Your address details may be passed to delivery companies to fulfill shipping.

b) Financial Institutions

We may share payment information with your bank or payment service providers.

c) PayPal

When using PayPal (including credit card, direct debit, or “purchase on account”), we share data with:

PayPal (Europe) S.à.r.l. et Cie, S.C.A.,
22-24 Boulevard Royal, L-2449 Luxembourg

PayPal may perform credit checks and use scoring based on scientific, mathematical-statistical methods (including address data). For full privacy info:
https://www.paypal.com/de/webapps/mpp/ua/privacy-full

d) Klarna

When selecting Klarna at checkout, payment processing is handled by:

Klarna AB, Sveavägen 46, 111 34 Stockholm, Sweden

Their privacy policy:
https://cdn.klarna.com/1.0/shared/content/policy/data/de_de/data_protection.pdf

Klarna may use cookies to personalize your checkout experience. Details:
https://cdn.klarna.com/1.0/shared/content/policy/cookie/de_de/checkout.pdf

e) Social Plug-ins

As outlined in Section 6, social media plug-ins may transfer data to third-party providers (Facebook, Instagram, Pinterest) using the two-click method.

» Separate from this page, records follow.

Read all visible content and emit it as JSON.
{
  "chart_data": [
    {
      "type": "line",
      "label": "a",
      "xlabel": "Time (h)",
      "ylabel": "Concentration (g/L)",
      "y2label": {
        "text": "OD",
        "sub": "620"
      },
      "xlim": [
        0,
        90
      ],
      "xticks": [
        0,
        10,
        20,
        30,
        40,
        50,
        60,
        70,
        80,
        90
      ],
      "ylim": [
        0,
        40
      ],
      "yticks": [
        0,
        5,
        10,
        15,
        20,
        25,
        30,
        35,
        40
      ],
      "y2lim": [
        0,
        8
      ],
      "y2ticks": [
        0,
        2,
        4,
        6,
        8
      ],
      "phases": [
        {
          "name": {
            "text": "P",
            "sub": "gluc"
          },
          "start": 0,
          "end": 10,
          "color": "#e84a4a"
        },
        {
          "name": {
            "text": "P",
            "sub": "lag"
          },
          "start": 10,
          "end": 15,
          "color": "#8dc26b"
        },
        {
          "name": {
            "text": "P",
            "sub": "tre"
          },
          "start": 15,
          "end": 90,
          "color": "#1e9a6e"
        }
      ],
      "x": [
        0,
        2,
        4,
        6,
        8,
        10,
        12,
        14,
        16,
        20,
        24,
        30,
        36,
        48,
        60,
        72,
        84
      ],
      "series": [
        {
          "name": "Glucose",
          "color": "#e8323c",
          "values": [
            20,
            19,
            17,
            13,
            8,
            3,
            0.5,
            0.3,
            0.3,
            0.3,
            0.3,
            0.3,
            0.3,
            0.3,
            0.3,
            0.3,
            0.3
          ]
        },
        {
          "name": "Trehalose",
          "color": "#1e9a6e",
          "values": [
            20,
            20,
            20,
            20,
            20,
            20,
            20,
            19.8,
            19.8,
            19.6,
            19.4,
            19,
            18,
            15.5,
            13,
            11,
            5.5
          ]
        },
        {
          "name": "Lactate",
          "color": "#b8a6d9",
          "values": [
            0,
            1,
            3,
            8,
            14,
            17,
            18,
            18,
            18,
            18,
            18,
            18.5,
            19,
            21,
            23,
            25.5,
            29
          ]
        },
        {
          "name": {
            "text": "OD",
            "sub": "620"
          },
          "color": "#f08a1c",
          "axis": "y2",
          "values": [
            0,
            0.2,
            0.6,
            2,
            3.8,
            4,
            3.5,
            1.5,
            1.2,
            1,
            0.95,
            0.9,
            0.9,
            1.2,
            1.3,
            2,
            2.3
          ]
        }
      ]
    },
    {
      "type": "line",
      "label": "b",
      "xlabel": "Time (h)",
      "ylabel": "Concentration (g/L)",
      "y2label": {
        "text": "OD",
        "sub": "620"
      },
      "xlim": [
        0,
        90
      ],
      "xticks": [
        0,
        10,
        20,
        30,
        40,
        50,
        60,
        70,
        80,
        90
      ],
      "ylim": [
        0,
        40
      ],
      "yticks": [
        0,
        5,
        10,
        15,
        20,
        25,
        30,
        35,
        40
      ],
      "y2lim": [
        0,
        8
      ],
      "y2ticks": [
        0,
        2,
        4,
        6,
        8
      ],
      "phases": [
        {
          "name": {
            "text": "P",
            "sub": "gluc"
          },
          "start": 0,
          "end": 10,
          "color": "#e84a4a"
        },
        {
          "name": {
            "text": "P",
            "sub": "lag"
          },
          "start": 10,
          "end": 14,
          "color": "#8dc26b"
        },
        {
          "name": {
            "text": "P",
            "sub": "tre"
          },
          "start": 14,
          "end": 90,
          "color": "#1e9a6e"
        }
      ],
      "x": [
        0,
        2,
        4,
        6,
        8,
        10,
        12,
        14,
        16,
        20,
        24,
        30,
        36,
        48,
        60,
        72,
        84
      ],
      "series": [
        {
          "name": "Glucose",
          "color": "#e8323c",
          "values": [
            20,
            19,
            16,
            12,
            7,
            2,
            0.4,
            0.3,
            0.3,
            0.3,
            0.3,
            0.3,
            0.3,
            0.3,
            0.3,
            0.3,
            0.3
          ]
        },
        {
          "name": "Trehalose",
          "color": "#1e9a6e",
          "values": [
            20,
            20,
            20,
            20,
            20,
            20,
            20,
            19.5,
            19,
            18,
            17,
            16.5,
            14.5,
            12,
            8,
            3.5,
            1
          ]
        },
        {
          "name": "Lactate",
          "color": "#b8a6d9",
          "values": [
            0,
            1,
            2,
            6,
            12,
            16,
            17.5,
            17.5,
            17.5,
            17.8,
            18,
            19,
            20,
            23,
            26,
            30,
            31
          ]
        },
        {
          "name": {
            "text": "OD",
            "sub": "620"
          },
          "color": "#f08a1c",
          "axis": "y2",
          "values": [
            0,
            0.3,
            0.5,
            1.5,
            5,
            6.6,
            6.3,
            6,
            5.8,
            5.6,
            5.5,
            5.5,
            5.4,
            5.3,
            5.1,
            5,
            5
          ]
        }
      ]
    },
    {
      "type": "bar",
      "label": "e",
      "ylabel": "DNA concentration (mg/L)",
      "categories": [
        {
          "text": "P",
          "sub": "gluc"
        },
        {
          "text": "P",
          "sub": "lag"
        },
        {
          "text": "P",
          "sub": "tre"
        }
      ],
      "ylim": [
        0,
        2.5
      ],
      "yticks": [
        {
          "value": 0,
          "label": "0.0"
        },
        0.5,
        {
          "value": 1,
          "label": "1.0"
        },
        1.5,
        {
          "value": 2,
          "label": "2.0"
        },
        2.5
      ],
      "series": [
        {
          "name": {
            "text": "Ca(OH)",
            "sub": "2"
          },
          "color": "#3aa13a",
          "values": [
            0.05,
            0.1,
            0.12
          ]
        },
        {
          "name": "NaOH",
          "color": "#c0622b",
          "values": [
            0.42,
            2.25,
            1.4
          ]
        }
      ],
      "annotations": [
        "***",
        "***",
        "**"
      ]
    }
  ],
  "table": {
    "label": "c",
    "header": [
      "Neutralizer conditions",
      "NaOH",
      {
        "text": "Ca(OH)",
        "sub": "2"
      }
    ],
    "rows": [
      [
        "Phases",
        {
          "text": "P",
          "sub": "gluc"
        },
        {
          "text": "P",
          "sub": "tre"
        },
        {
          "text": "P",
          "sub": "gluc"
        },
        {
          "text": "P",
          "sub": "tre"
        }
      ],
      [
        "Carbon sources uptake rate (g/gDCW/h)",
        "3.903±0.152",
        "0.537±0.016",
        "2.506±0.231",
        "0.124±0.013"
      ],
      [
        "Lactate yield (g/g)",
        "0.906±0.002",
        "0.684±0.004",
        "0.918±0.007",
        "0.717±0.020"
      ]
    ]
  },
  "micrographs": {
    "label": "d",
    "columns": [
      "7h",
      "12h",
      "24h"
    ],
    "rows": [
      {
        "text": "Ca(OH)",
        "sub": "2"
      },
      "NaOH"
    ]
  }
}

4. Links to External Websites (Facebook, Instagram, Pinterest)

Our emails and website may contain links to social media platforms. For data collection, processing, and use by these platforms, and your associated rights, refer to their respective privacy policies on our website under “Privacy Policy.”

5. Your Rights as a Data Subject

You have the same rights as outlined in Section 7, including access, correction, deletion, restriction, portability, withdrawal of consent, and the right to lodge a complaint.

6. Right to Object

If we process your data based on legitimate interest (Art. 6(1)(f) GDPR), you have the right to object based on your personal circumstances.
To object, email: [email protected]

C. Updates to this Privacy Policy

This privacy policy is current as of April 26, 2018.

As our website and offerings evolve, or as legal/regulatory requirements change, we may update this policy. The current version is always available at www.sassa.eu under “Privacy Policy” and can be printed at any time.